Empathy in a Society Without Empathy
The word “empathy” did not exist in the English language until 1909, but the word “sympathy” had already existed for centuries. The absence of empathy and prevalence of sympathy in English often inclines English-speakers to perceive the two words as nearly identical, where the significance of empathy is negated and essentially subsumed into sympathy. I find the unnecessary merging of these two words to be incredibly problematic as we confront the many crises of our society.
The problem with sympathy consuming empathy becomes apparent through the language that American society frequently uses to help Americans understand the impact of various traumas suffered by other Americans.
When people are victims of gun violence, for example, we linguistically encourage Americans to imagine that such a tragedy happened to a loved one in order to adequately grasp the horrors of this trauma. And while this approach can be beneficial, it only ends up merely trying to forge sympathy amongst different groups by trying to find a way to convince them that they are the same. Yet this attempt at sympathy will always fail because it is just as easy to find ways to prove that they are not the same.
For example: with regards to reproductive rights, people are often encouraged to imagine how they would feel if the same injustice befell their wife, daughter, or mother. Americans are encouraged to have “fellow-feeling” or sympathy by imagining that we are all the same because we all have women in our lives.
Yet every time this request is made, we also know that we should not need to engage in this bizarre charade of fellow-feeling because we should not need to forge sympathy to understand that it is beneficial to protect all people in our society and ensure they have access to bodily autonomy in their healthcare services.
Our society yearns for an empathetic discourse and we understand the absurdity of our sympathetic language, but since empathy is still a relatively new concept we still do not know what to say.
The English word “empathy” derives from the German word “Einfühlung” meaning to “feel-into,” so empathy consists of feeling into something considered to be an “other” without having to imagine that you are the same as this other person or thing. You can empathize with a work of art, a fictional character in a book, a tree, an animal, and especially another human being whose life is vastly different than yours.

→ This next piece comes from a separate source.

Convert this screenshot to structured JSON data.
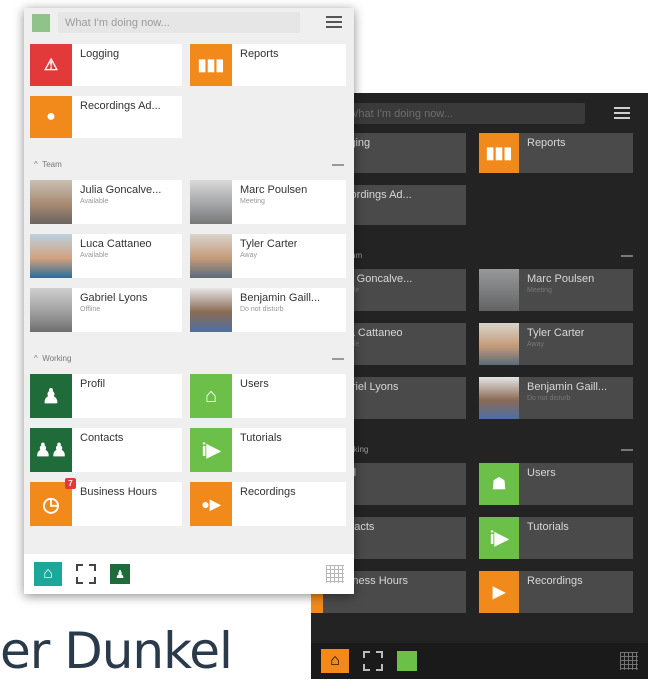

In empathizing with a work of art, you can have a strong emotional connection to the art and feel the labor of the artists, but it would be absurd to believe that you needed to sympathize with the art or the artist to appreciate the art.
You do not need to believe that you are a tree to appreciate the environment, and you do not need to believe that you are an animal to love your pet. In the same way, you do not need to believe that you are another person to value that person’s existence and believe their experiences.

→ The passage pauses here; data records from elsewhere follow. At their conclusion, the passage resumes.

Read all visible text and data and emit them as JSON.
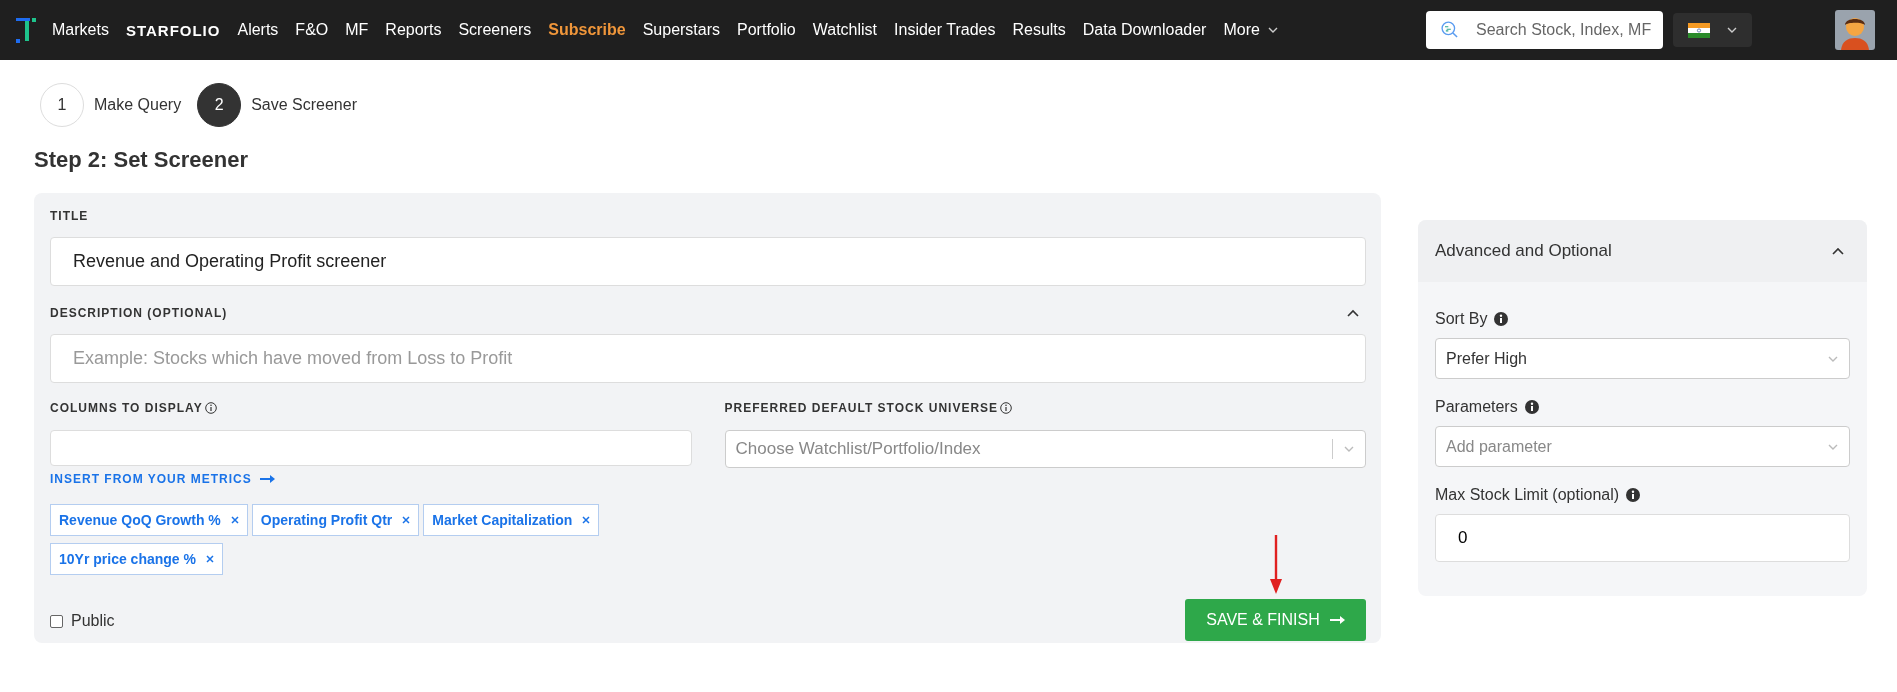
{
  "nav": {
    "items": [
      {
        "label": "Markets",
        "kind": "link",
        "highlighted": false,
        "has_menu": false
      },
      {
        "label": "STARFOLIO",
        "kind": "brand",
        "highlighted": false,
        "has_menu": false
      },
      {
        "label": "Alerts",
        "kind": "link",
        "highlighted": false,
        "has_menu": false
      },
      {
        "label": "F&O",
        "kind": "link",
        "highlighted": false,
        "has_menu": false
      },
      {
        "label": "MF",
        "kind": "link",
        "highlighted": false,
        "has_menu": false
      },
      {
        "label": "Reports",
        "kind": "link",
        "highlighted": false,
        "has_menu": false
      },
      {
        "label": "Screeners",
        "kind": "link",
        "highlighted": false,
        "has_menu": false
      },
      {
        "label": "Subscribe",
        "kind": "link",
        "highlighted": true,
        "has_menu": false
      },
      {
        "label": "Superstars",
        "kind": "link",
        "highlighted": false,
        "has_menu": false
      },
      {
        "label": "Portfolio",
        "kind": "link",
        "highlighted": false,
        "has_menu": false
      },
      {
        "label": "Watchlist",
        "kind": "link",
        "highlighted": false,
        "has_menu": false
      },
      {
        "label": "Insider Trades",
        "kind": "link",
        "highlighted": false,
        "has_menu": false
      },
      {
        "label": "Results",
        "kind": "link",
        "highlighted": false,
        "has_menu": false
      },
      {
        "label": "Data Downloader",
        "kind": "link",
        "highlighted": false,
        "has_menu": false
      },
      {
        "label": "More",
        "kind": "link",
        "highlighted": false,
        "has_menu": true
      }
    ],
    "search": {
      "placeholder": "Search Stock, Index, MF"
    }
  },
  "steps": [
    {
      "number": "1",
      "label": "Make Query",
      "selected": false
    },
    {
      "number": "2",
      "label": "Save Screener",
      "selected": true
    }
  ],
  "heading": "Step 2: Set Screener",
  "form": {
    "title": {
      "label": "TITLE",
      "value": "Revenue and Operating Profit screener"
    },
    "description": {
      "label": "DESCRIPTION (OPTIONAL)",
      "placeholder": "Example: Stocks which have moved from Loss to Profit",
      "expanded": true
    },
    "columns": {
      "label": "COLUMNS TO DISPLAY",
      "link": "INSERT FROM YOUR METRICS",
      "tags": [
        "Revenue QoQ Growth %",
        "Operating Profit Qtr",
        "Market Capitalization",
        "10Yr price change %"
      ]
    },
    "universe": {
      "label": "PREFERRED DEFAULT STOCK UNIVERSE",
      "placeholder": "Choose Watchlist/Portfolio/Index"
    },
    "public": {
      "label": "Public",
      "checked": false
    },
    "submit": "SAVE & FINISH"
  },
  "advanced": {
    "title": "Advanced and Optional",
    "expanded": true,
    "fields": [
      {
        "label": "Sort By",
        "kind": "select",
        "value": "Prefer High"
      },
      {
        "label": "Parameters",
        "kind": "select",
        "placeholder": "Add parameter"
      },
      {
        "label": "Max Stock Limit (optional)",
        "kind": "input",
        "value": "0"
      }
    ]
  }
}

America’s ethnocidal roots depended on creating a non-white Other without the capacity to feel-into the lives of the oppressed, yet the oppressed were encouraged to sympathize with their oppressors.

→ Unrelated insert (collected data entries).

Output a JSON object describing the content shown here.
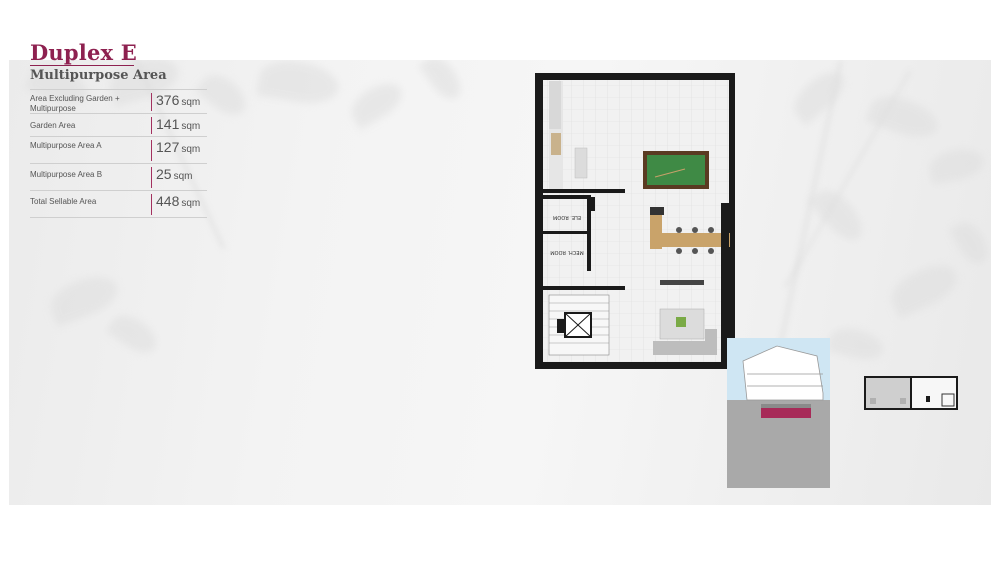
{
  "title": "Duplex E",
  "subtitle": "Multipurpose Area",
  "areas": [
    {
      "label": "Area Excluding Garden + Multipurpose",
      "value": "376",
      "unit": "sqm"
    },
    {
      "label": "Garden Area",
      "value": "141",
      "unit": "sqm"
    },
    {
      "label": "Multipurpose Area A",
      "value": "127",
      "unit": "sqm"
    },
    {
      "label": "Multipurpose Area B",
      "value": "25",
      "unit": "sqm"
    },
    {
      "label": "Total Sellable Area",
      "value": "448",
      "unit": "sqm"
    }
  ],
  "plan": {
    "room1_label": "ELE. ROOM",
    "room2_label": "MECH. ROOM"
  },
  "colors": {
    "accent": "#8e2150",
    "billiard_felt": "#3f8a45",
    "plan_wall": "#1a1a1a",
    "section_highlight": "#a72a58"
  }
}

As a person of color, it is hard to sympathize with white Americans, but I can empathize with them. And as a parent, I can sympathize with other parents and imagine how horrible it would be for senseless gun violence to befall my family, but most importantly I could empathize with these same people before I became a parent.
When I hesitated to leave my house, the hesitation came from the rush of emotion that often comes from sympathy, but the capacity to continue my walk came from being able to empathize with all Americans who still must leave their homes and try to lead a good life within a society shaped by a dangerous, deadly, and corrupted interpretation of “good.”